Entre la Fédération camerounaise de football et la Ligue de football professionnel du Cameroun, le torchon brûle. Ainsi, sur la base de l’article 14 alinéa 1a des statuts de la Fécafoot et de l’article 2 des statuts de la Lfpc (consacrant les obligations et la subordination de la Lfpc à la Fécafoot), il avait été décidé au cours desdits travaux de la suspension avec effet immédiat de la Lfpc. La Ligue a réagi par voie de communiqué. Une réaction signée par son président, le général Pierre Semengue, membre statutaire du Comité exécutif de la Fécafoot, s’étonnant de ne pas avoir été convoqué à cette réunion. Invitant l’ensemble du personnel de la Ligue au calme et à la poursuite sereine des activités préparatoires à la prochaine saison sportive, le président de la Ligue voit en cette suspension des représailles faisant suite à la saisine par la Ligue, des juridictions compétentes afin de contester les résolutions de l’assemblée générale de la Fécafoot du 26 juillet dernier. La Ligue mettant en avant les articles 23 et 30 de ses statuts donnant compétence à son assemblée générale de modifier ses statuts. Dans ledit communiqué, en se basant à l’article 4.1 des statuts de la Fifa, la Ligue s’érige contre la mesure inscrite dans ses textes, laquelle fixe l’âge limite de son président à 75 ans. En outre, il y est signalé le défaut de paiement de la subvention de 410 millions de FCFA par saison sportive de l’actuel exécutif de la Fécafoot à la Ligue. En attendant les batailles devant les prétoires, la Lfpc sera l’unique point à l‘ordre du jour de la réunion du Comité exécutif programmée pour le 3 septembre prochain. Pour sa part, le Comité exécutif de la Fécafoot a fixé le démarrage des compétitions de la saison 2019 – 2020 pour la deuxième quinzaine du mois d’octobre.

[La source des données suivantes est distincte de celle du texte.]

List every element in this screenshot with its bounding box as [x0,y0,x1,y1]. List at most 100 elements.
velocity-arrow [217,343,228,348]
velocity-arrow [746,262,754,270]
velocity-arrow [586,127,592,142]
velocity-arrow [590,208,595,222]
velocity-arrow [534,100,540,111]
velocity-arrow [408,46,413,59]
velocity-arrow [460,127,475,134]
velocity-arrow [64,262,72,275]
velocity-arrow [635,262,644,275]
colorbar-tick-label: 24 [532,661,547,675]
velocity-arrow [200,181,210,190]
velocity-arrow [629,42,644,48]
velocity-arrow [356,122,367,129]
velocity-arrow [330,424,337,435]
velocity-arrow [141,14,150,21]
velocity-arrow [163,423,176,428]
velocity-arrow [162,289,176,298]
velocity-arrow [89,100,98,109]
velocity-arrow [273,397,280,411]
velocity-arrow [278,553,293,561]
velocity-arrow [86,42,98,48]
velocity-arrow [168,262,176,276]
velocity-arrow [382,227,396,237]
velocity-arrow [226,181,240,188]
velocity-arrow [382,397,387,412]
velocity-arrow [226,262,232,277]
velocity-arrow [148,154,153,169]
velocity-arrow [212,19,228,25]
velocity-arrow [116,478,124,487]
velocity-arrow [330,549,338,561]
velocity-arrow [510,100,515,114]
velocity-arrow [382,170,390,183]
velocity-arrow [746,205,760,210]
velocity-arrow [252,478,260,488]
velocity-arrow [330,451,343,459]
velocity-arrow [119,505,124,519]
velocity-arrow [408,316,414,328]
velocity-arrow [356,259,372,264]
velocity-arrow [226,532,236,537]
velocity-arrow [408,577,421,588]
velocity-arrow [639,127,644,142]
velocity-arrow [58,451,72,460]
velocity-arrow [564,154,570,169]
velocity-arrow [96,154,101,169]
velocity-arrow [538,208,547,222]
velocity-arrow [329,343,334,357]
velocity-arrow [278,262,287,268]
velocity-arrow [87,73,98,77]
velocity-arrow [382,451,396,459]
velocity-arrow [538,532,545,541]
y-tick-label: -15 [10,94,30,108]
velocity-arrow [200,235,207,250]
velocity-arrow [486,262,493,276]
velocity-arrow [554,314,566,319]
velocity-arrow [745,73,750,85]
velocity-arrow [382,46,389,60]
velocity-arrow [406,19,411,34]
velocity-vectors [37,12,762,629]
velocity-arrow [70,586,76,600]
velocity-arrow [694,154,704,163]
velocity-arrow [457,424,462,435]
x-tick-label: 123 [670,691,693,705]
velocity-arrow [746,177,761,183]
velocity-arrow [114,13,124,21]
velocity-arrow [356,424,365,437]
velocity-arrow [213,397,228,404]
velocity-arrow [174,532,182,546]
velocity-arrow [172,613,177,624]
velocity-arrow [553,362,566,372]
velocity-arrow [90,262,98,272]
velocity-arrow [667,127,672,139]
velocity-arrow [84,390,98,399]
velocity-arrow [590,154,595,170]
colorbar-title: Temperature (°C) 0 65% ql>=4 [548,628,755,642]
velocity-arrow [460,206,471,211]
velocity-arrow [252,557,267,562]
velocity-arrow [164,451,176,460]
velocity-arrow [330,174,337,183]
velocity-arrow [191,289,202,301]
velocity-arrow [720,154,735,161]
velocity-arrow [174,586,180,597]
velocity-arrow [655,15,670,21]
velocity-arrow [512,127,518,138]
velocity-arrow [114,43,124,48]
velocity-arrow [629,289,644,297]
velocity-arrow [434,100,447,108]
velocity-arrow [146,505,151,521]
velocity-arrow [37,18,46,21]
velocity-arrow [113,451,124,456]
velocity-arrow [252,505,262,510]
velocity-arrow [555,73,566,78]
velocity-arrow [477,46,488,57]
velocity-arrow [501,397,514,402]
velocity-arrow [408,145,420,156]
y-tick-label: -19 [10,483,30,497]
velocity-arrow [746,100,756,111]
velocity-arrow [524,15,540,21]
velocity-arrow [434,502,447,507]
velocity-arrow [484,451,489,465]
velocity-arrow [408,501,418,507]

Ainsi va l’émirat de tsinga dans sa salle besogne. Ce qui est certains, la justice camerounaise est assez avertie pour réagir efficacement contre ces tripatouillages. Pour ce qui est des anciennes gloires, il faut saluer la décision du chef de l’état qui a décidé d’offrir un logement à nos anciennes gloires. Bien que le défunt capitaine ne profite pas de ce geste présidentiel, l’état s’assurera certainement que sa famille en tire bénéfice.